Common Confusion / Misconception

"HTTP/2 is always faster than HTTP/1.1." Not always. For single-request workloads on a reliable network, HTTP/1.1 with keep-alive is competitive. HTTP/2 wins when many requests share a connection and when header sizes matter.

"HTTP/3 is TCP over UDP." No. QUIC is a new transport that happens to use UDP as a substrate. It is not reimplementing TCP; it makes different tradeoffs (per-stream reliability, built-in encryption, faster handshake).

How To Use It

When choosing or debugging:

  1. If you control client and server and want low-latency APIs, accept either HTTP/2 or HTTP/3 and let ALPN negotiate.
  2. If a request is stalling, check whether a prior TCP loss is blocking it (ss -ti shows retransmits). On HTTP/3 that should not happen across streams.
  3. Do not optimize HTTP/2 by opening multiple connections -- that defeats header-table reuse and congestion pooling.

Check Yourself

  1. What is the specific head-of-line blocking that HTTP/2 fixes, and what head-of-line blocking remains on TCP?
  2. Why does HTTP/3 need to run on UDP rather than TCP?
  3. Why does HPACK help real workloads even though each header is already just a few dozen bytes?
  4. What is ALPN and where in the stack is it negotiated?
  5. If HTTP/2 is already widely deployed, what specific workloads most benefit from moving to HTTP/3?

What Did Not Change

It is worth remembering what these new versions do not change:

  • Methods (GET, POST, etc.) and their semantics are unchanged.
  • Status codes and their classes are unchanged.
  • Header names are unchanged; only the encoding is compressed.
  • URI and caching semantics are unchanged.

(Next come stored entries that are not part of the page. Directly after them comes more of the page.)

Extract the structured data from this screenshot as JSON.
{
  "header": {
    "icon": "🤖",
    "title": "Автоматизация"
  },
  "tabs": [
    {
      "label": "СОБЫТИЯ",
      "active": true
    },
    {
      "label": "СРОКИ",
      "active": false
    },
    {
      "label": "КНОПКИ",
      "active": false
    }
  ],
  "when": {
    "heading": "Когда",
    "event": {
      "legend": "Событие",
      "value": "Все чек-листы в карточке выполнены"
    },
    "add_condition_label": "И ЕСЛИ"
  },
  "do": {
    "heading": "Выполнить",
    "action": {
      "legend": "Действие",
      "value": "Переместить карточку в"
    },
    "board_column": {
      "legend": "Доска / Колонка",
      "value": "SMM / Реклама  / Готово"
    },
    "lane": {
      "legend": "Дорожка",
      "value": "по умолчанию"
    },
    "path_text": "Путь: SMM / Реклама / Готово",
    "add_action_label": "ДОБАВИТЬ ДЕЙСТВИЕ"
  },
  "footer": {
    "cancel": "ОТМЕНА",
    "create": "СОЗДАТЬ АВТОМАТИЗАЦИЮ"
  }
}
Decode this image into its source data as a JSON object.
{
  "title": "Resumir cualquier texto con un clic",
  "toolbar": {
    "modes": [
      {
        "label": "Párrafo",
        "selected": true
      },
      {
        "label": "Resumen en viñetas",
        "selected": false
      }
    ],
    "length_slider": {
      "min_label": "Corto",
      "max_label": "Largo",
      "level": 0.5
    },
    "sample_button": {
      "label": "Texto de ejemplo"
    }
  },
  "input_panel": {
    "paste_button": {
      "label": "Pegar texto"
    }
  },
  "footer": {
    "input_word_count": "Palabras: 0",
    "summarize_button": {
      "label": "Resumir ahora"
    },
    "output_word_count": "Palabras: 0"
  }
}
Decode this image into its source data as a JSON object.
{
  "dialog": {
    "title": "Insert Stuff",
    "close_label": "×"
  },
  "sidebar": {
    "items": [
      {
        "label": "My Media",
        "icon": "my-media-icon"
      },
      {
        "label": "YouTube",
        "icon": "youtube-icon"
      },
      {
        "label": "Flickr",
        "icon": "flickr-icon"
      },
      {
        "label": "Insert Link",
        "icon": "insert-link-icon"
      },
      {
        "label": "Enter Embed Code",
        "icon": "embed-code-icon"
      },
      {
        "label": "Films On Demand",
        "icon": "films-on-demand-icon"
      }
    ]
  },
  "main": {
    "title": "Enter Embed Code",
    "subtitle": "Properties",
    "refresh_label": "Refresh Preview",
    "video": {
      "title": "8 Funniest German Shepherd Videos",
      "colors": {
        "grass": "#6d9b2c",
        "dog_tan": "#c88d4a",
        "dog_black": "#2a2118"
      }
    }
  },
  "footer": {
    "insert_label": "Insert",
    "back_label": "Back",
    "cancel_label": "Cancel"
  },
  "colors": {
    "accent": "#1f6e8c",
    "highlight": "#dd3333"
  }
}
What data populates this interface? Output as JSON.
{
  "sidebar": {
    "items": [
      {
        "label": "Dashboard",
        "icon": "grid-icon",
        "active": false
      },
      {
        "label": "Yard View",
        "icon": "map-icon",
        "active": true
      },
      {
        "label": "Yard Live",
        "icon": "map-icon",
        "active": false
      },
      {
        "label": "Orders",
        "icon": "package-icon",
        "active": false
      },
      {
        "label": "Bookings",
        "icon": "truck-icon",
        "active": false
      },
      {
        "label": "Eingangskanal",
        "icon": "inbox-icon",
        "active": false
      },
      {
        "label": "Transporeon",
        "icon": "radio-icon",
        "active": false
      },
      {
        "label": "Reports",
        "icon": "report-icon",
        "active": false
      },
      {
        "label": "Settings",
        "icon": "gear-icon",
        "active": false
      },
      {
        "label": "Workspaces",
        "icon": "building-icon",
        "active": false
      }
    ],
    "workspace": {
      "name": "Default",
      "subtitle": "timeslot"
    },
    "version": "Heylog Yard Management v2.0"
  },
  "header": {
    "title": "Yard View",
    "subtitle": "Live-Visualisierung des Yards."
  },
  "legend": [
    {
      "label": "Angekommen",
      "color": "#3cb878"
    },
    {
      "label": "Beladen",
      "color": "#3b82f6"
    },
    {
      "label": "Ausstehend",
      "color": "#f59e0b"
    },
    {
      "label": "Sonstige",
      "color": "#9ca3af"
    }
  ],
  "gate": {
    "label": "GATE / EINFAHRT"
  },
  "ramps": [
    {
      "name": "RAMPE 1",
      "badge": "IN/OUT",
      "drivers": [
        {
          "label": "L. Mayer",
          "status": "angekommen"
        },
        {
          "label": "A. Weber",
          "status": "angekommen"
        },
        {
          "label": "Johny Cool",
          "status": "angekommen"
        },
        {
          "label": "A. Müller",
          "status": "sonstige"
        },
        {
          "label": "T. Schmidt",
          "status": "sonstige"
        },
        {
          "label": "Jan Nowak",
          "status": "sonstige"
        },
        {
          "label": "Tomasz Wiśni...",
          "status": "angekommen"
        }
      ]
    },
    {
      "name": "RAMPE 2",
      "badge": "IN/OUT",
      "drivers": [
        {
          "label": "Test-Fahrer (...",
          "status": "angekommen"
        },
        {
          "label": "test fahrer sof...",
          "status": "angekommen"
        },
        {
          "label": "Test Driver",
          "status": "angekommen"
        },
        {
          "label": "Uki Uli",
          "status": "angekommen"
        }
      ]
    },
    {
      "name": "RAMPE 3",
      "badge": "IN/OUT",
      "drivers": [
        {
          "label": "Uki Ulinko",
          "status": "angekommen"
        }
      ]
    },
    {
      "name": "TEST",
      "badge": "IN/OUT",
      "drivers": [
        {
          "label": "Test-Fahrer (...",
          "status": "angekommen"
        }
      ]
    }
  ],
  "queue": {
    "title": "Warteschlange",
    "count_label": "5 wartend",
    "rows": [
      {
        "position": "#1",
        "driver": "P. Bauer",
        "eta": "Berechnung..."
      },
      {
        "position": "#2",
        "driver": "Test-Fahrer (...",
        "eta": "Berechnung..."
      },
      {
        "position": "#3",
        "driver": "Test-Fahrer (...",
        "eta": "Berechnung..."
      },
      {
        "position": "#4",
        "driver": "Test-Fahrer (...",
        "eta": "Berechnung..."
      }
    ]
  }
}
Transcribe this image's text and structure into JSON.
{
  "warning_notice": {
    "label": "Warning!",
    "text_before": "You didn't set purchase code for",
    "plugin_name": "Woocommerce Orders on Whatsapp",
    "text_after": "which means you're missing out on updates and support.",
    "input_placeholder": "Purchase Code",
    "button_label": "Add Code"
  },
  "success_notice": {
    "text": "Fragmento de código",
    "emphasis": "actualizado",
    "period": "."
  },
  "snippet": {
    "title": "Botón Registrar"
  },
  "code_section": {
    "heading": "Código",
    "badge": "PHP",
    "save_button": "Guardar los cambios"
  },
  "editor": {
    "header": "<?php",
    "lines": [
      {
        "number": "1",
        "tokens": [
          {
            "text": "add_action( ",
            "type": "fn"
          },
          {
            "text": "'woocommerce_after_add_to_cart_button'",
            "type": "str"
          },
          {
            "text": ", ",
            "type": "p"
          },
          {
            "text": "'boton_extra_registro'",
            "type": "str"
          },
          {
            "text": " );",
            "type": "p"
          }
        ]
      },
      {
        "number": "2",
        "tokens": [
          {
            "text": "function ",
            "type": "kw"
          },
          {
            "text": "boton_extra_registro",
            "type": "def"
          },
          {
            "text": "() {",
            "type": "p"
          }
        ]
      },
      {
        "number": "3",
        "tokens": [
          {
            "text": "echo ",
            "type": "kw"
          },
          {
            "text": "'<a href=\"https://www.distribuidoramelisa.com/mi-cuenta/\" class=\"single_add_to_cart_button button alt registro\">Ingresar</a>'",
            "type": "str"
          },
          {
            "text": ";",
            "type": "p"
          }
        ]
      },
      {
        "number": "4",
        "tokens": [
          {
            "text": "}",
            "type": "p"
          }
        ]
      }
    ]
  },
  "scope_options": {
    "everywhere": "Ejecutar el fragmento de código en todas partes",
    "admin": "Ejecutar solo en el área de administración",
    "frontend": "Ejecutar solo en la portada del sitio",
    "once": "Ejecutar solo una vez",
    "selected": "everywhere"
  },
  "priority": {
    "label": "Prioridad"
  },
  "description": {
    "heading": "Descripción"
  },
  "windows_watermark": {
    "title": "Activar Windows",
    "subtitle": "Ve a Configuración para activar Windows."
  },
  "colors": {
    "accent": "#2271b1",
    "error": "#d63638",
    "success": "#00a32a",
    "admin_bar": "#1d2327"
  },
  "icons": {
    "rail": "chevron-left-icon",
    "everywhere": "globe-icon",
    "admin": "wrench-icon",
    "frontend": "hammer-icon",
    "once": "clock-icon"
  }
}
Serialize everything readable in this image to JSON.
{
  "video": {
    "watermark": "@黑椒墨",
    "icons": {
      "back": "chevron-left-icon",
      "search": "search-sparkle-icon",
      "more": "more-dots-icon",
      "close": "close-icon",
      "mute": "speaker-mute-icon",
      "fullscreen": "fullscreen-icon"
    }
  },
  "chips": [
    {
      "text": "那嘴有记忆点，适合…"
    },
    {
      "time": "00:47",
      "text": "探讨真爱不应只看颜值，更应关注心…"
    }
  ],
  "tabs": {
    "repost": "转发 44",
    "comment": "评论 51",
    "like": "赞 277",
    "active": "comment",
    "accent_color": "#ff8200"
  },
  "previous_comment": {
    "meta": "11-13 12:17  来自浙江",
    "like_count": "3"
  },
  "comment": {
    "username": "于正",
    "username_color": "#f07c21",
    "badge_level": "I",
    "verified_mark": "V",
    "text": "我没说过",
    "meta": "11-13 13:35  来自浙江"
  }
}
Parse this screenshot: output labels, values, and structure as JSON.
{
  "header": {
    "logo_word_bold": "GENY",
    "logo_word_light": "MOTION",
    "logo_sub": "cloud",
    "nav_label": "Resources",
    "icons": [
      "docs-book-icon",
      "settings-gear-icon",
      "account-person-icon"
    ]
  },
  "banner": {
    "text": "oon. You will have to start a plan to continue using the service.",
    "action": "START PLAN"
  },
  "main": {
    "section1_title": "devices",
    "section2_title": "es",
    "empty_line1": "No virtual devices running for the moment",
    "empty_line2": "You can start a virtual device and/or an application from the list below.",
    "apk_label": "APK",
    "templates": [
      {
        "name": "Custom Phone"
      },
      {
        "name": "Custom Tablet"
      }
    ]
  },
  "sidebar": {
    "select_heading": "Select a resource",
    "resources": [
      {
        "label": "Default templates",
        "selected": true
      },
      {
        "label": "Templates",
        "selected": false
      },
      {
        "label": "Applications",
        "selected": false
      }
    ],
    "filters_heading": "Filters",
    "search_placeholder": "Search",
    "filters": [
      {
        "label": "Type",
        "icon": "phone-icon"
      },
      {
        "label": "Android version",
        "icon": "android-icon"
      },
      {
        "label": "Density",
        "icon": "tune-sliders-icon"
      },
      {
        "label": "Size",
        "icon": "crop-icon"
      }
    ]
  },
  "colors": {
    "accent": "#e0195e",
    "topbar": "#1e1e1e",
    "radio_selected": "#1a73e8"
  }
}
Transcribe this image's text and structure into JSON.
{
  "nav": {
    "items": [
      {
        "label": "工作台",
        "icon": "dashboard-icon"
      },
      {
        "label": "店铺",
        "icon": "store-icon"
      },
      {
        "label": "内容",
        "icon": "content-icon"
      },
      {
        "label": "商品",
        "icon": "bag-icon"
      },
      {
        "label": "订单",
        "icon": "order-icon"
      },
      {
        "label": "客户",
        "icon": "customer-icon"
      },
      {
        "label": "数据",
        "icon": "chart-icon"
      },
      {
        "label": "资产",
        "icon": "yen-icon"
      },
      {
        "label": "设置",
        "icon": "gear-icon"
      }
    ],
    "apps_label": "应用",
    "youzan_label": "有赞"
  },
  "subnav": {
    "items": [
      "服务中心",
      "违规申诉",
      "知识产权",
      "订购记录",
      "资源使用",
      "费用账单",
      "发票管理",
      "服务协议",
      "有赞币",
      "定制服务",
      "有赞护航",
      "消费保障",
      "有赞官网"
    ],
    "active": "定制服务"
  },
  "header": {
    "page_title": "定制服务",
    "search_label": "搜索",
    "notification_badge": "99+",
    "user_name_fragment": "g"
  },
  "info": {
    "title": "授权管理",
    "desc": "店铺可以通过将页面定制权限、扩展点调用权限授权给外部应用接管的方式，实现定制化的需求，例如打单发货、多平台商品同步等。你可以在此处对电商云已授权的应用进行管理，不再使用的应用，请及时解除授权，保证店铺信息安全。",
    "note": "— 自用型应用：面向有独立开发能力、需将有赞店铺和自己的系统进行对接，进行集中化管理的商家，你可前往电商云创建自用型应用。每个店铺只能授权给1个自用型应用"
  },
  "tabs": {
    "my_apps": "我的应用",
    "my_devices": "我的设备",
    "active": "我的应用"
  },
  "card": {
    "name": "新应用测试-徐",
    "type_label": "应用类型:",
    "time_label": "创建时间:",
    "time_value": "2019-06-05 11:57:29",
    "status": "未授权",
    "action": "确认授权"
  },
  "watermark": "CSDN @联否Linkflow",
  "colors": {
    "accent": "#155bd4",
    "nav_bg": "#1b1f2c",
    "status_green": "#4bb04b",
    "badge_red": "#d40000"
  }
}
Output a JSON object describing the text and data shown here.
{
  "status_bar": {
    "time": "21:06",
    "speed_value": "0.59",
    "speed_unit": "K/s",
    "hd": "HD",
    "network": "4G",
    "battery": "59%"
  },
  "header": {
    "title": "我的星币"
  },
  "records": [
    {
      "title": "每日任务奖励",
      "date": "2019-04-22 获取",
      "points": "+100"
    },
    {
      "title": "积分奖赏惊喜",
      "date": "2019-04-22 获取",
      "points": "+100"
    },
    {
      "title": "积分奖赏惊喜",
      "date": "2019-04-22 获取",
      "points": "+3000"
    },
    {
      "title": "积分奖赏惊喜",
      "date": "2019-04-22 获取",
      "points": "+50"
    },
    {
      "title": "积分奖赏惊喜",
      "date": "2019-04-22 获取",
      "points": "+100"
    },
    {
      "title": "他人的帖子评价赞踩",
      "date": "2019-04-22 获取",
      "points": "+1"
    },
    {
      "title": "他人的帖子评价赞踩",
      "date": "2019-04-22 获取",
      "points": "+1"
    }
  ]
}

Practically, an HTTP/1.1 handler in your application layer usually works unchanged on HTTP/2 or HTTP/3 because the framing happens below the level your code sees. That was a deliberate design choice to make the upgrade path tractable for the web ecosystem.

Mini Drill or Application

  1. Run curl --http2 -sI https://www.google.com/ and curl --http3 -sI https://www.google.com/ (if your curl has HTTP/3). Note the reported ALPN protocol.
  2. Capture both with tcpdump port 443 and compare the number of packets needed for the first response.
  3. Write one paragraph distinguishing what changed in the transport vs what is the same HTTP request semantically.